Are Debt Free College Educations Possible?

The decision about whether or not to go to college is continuing to become more of a debatable topic. On one hand, people generally understand the benefits, such as leading to a better, higher paying job. However, the disadvantages, like college debt, are keeping people from going to college. The astounding debt average students have after college continues to worsen. In fact, a recent study found that the average debt for a college student is closer to what they would earn in a year. That means working full time for an entire year and not spending a dime of it, in order to pay off their loans. So many students are wondering, if thanks to recent congress decisions, a debt free college education might be possible.

The Price of College

According to a recent study conducted by Hamilton Place Strategies, the amount of debt students have when leaving college in the next 10 years is equivalent to their annual salary post-college. One year of salary may not seem like much, but consider working for an entire year and every cent going to your college debt. This is worrisome to many college students.
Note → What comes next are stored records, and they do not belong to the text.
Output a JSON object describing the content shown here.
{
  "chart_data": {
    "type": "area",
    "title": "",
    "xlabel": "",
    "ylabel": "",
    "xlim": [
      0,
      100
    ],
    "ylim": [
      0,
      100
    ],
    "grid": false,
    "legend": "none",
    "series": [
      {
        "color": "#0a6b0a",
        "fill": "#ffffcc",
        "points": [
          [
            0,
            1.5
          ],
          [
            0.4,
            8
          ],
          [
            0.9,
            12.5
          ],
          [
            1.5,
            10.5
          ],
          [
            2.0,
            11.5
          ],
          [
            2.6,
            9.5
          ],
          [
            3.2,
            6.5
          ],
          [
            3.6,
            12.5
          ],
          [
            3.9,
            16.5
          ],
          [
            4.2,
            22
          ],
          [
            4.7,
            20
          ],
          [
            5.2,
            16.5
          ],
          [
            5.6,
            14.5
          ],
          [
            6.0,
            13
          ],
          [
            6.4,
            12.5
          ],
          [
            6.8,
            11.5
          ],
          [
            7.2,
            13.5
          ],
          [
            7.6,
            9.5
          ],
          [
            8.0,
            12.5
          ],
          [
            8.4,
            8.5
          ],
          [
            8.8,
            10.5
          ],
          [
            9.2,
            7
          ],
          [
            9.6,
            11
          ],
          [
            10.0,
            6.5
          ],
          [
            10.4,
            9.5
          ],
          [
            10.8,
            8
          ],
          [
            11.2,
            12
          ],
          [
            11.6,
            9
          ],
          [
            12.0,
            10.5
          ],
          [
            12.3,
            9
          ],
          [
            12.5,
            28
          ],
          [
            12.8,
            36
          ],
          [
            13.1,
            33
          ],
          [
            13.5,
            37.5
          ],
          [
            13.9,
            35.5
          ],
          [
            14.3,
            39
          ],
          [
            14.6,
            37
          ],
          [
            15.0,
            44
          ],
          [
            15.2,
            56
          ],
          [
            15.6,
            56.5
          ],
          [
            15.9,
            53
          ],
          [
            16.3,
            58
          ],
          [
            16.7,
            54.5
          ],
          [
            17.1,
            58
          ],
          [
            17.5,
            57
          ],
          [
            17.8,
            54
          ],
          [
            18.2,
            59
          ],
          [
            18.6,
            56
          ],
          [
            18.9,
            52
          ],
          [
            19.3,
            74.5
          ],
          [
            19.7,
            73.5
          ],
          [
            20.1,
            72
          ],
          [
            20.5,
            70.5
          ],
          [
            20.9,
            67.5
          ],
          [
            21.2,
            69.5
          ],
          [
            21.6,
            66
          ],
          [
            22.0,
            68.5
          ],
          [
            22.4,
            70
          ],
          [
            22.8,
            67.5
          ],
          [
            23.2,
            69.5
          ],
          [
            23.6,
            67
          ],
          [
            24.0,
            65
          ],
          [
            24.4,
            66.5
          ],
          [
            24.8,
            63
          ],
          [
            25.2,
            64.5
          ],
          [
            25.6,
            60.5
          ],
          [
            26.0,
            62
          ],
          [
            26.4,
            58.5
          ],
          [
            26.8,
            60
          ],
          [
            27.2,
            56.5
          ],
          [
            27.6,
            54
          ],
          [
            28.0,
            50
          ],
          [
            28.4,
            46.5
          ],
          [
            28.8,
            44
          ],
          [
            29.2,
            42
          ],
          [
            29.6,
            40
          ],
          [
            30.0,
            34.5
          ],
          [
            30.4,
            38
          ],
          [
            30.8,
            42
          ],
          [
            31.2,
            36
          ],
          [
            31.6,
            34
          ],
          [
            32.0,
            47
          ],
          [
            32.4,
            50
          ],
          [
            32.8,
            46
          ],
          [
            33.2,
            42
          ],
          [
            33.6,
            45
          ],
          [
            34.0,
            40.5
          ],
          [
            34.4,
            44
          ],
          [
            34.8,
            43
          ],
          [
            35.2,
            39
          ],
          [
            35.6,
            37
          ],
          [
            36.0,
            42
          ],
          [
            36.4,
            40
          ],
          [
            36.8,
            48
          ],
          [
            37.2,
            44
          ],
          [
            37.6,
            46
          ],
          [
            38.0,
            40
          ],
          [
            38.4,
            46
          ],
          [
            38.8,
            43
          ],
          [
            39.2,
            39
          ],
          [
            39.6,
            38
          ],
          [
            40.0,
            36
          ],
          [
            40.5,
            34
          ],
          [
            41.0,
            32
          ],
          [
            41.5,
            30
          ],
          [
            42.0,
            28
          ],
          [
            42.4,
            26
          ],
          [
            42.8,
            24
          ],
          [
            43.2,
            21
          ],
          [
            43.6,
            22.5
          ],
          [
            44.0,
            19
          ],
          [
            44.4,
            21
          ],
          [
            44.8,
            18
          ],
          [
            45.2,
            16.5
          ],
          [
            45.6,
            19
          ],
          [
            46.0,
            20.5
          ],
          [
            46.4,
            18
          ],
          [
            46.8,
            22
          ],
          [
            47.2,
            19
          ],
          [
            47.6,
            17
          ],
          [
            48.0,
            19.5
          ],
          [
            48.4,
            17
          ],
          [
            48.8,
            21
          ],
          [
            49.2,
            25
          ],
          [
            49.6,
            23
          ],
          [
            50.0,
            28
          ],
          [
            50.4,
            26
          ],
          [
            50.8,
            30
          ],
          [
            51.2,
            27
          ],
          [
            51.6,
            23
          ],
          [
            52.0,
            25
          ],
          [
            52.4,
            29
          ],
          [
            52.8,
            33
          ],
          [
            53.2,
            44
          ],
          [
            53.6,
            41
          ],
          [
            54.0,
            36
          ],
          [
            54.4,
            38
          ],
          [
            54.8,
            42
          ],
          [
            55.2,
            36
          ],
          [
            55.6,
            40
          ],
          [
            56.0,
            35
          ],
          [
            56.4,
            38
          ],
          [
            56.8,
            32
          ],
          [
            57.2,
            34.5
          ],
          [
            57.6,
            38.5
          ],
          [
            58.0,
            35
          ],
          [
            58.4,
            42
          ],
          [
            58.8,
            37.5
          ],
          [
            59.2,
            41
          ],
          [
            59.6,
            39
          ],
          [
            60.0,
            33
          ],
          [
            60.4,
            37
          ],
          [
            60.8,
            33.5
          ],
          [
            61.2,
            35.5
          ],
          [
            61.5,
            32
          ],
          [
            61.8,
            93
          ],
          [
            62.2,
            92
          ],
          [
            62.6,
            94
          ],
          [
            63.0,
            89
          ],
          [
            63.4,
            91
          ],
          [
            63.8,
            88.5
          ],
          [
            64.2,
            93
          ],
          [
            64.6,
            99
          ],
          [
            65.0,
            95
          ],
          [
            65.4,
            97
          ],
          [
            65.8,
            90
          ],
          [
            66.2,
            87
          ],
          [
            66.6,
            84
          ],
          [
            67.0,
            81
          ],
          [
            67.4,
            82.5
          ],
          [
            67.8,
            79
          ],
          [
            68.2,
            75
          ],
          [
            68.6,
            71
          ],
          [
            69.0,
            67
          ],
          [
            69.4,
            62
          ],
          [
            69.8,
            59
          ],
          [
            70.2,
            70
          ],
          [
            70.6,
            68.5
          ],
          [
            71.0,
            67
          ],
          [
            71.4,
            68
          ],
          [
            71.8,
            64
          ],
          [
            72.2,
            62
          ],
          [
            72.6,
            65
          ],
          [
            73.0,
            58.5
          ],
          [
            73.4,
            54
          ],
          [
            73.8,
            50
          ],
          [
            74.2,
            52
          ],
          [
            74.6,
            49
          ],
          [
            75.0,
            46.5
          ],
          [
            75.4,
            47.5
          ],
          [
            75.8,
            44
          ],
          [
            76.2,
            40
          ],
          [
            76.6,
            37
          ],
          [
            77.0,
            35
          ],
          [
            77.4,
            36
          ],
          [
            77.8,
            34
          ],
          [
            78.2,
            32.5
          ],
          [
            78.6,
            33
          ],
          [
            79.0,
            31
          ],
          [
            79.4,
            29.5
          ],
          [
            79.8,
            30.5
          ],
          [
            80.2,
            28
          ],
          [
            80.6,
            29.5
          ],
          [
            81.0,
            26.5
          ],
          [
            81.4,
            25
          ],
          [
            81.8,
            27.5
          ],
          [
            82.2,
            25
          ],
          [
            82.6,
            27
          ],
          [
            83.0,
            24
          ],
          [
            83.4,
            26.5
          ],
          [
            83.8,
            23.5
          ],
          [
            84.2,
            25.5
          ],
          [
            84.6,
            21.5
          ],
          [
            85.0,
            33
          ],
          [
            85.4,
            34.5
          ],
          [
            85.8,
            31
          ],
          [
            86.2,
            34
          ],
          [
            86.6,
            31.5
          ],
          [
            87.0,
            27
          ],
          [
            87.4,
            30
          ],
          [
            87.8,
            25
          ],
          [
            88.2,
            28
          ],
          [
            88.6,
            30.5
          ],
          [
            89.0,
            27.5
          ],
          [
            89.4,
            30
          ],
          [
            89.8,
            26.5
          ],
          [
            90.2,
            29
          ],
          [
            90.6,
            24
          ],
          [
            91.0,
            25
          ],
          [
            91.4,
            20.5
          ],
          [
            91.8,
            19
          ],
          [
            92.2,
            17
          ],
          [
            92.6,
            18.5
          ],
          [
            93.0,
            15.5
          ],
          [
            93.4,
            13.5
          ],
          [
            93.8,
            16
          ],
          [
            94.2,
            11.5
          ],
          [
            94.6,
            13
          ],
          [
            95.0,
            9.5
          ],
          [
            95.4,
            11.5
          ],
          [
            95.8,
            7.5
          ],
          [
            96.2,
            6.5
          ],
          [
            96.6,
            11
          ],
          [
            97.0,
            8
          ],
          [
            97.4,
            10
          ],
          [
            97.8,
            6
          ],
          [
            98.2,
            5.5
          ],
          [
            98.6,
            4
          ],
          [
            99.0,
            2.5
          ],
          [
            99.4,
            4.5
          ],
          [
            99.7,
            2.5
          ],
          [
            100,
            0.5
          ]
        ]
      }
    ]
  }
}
According to the study, the cost of student debt after graduation has increased by a staggering 200 percent since 1993. The average debt as of 2012 is approximately $28,720, but that will more than double by 2024. With so many students attending college and very limited scholarships and grants available, the majority of students are having to pay out-of-pocket or get student loans. Since the cost of college is so high, most turn to student loans to cover their expenses. The study also found that between 2000 and 2011, the wages earned by college students dropped by over 5 percent.

Congress Lowers Rates

In June 2013, students were hoping that congress would prevent student loan interest rates from doubling, but it failed. As of July 1st, the interest rates for student loans rose from 3.4 percent to 6.8 percent. Fortunately a month later Congress agreed to keep the rates low for most of the graduates. The legislation is good news for current graduate students, but other students wonder if having a debt-free education will ever be possible. There is a cap for all student loans at 8.25 percent for undergraduates and 9.5 percent for graduate students, but this doesn't prevent loan debt by any means. The current student and federal loan doubt is over $1 trillion.

Tips for Reducing College Debt

It's not all bad news though. Not only is the fact that Congress at least agreed upon a temporary solution a good sign for the future, but there are ways to reduce your overall debt. First, apply for current grants and scholarships. It may not cover all of your fees and expenses, but it helps, and it is money you never have to pay back. If you're employed, find out if they offer a tuition reimbursement program. If you can stay living at home, use that money you're saving on rent to put toward your college tuition.